En somme, Deadpool et Wolverine est un bon divertissement pour ceux qui aiment l'humour violent et ne veulent pas trop se prendre la tête. Cela reste un Marvel, après tout.
Cédric : Je n'avais pas vu le film Ripley de 1999 avec Matt Damon, pas plus que je n'avais lu les romans de Patricia Highsmith, j'ai donc plongé dans cette série de 8 épisodes de Netflix sans rien savoir, si ce n'est que les téléspectateurs se plaignaient que c'était en noir et blanc et qu'il ne s'y passait pas grande chose. Par pur snobisme, je savais déjà que j'allais adorer. L'histoire se déroule en 1961, quand à New-York, un arnaqueur à la petite semaine est contacté par le père (riche) d'une connaissance pour lui rendre service. Il se trouve que le fils du magnat est parti depuis plusieurs années vivre une vie de patachon en Italie aux frais de la princesse. Et ses parents se languissent de lui. Ils proposent donc à Ripley de se rendre en Italie tous frais payés pour convaincre le fils pas encore prodigue de rentrer au bercail. Et Ripley, quand il comprend que ce sont des vacances payées et qu'il va pouvoir abuser de la situation, saute sur l'occasion. On se retrouve donc très rapidement transporté à Atrani, une petite ville côtière de carte postale où le fils à papa s'ennuie en barbouillant d'horribles tableaux tandis que sa petite-amie s'échine à écrire un livre. Ripley est instantanément obnubilé par le mode de vie de ce grand dadais de rentier. Et la merde va rapidement frapper le ventilateur. Alors oui, il faut aimer les histoires qui prennent leur temps. Mais les plans sont si bien composés, le noir et blanc est tellement profond, les acteurs jouent avec une telle justesse que c'est une bénédiction que le réalisateur prenne son temps. C'est une étude de caractère, nous sommes là pour visiter Atrani, pour admirer dans le détail comment Ripley le coucou va s'y prendre pour discrètement expulser les autres œufs du nid qu'il convoite. Cette histoire n'est jamais chiante : le décor est sublime, la reconstitution des années 60 est saisissante, la caméra est virtuose, les acteurs italiens ont une classe folle... Et sans s'en rendre compte, on tombe victime de l'empathie narrative : Ripley est une crapule, mais comme on le regarde grenouiller pendant des heures, on est pris d'une irrésistible envie coupable qu'il s'en sorte malgré tout.
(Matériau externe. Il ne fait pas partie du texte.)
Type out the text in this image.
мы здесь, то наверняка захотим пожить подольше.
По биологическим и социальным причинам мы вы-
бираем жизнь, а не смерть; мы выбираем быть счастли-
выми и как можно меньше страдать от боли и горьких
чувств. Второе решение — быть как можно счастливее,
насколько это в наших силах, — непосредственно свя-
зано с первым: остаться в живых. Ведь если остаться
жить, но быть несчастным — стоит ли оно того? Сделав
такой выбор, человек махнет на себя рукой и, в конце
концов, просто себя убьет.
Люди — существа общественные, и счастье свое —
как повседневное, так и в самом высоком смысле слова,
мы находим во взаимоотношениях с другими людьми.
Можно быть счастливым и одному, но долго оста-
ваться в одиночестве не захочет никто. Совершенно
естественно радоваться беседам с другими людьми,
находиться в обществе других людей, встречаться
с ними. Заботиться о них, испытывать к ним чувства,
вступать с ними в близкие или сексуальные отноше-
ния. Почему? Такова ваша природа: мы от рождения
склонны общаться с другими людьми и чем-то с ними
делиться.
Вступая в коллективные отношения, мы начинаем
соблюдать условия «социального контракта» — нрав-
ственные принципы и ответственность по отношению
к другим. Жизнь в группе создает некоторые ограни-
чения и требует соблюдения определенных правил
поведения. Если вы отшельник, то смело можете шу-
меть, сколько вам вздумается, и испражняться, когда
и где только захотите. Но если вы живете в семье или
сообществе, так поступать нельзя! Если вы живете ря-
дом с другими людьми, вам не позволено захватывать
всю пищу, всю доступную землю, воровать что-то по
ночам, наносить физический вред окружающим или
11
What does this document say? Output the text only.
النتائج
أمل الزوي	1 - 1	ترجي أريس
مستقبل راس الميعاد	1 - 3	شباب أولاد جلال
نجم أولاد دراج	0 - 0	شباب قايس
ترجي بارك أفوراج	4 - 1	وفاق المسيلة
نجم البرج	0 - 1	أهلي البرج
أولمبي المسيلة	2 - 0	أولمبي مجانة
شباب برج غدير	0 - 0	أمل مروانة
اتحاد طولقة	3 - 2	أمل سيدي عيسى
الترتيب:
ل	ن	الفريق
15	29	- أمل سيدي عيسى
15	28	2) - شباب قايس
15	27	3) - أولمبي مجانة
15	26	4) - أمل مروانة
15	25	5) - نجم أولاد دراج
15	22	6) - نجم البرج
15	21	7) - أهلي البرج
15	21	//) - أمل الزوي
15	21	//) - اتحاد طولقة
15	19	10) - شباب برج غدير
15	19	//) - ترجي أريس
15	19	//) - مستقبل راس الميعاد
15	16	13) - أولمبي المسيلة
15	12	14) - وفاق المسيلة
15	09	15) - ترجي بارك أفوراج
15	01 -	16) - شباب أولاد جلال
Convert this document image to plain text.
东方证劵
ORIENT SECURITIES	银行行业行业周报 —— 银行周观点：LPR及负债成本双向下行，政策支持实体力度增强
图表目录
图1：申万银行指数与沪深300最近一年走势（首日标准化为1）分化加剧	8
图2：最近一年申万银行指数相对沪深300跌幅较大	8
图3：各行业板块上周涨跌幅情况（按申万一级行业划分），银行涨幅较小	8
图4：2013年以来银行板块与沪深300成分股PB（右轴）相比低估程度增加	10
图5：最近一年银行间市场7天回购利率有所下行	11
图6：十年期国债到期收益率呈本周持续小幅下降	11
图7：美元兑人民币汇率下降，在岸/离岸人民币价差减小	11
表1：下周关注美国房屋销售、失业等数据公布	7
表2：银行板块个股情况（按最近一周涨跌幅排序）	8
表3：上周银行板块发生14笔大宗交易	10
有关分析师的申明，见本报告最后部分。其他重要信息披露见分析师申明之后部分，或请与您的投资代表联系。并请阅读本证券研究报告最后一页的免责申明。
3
Une vera delizia.
Et toi, qu’as-tu compoté cette semaine ?
Par ailleurs :
- Il y avait le couple d’espions qui avaient inspiré la série The Americans, ben maintenant y en a d’autres.
- Il y a stalker son ex pendant des mois sur les réseaux sociaux (ce qui est déjà incroyablement malsain, entre autres), et puis il y a stalker un chauffeur de bus pendant 60 ans parce qu’on est convaincu qu’il est une pop star.
Des bises
et peut-être à dimanche prochain, si on a une nouvelle première ministre.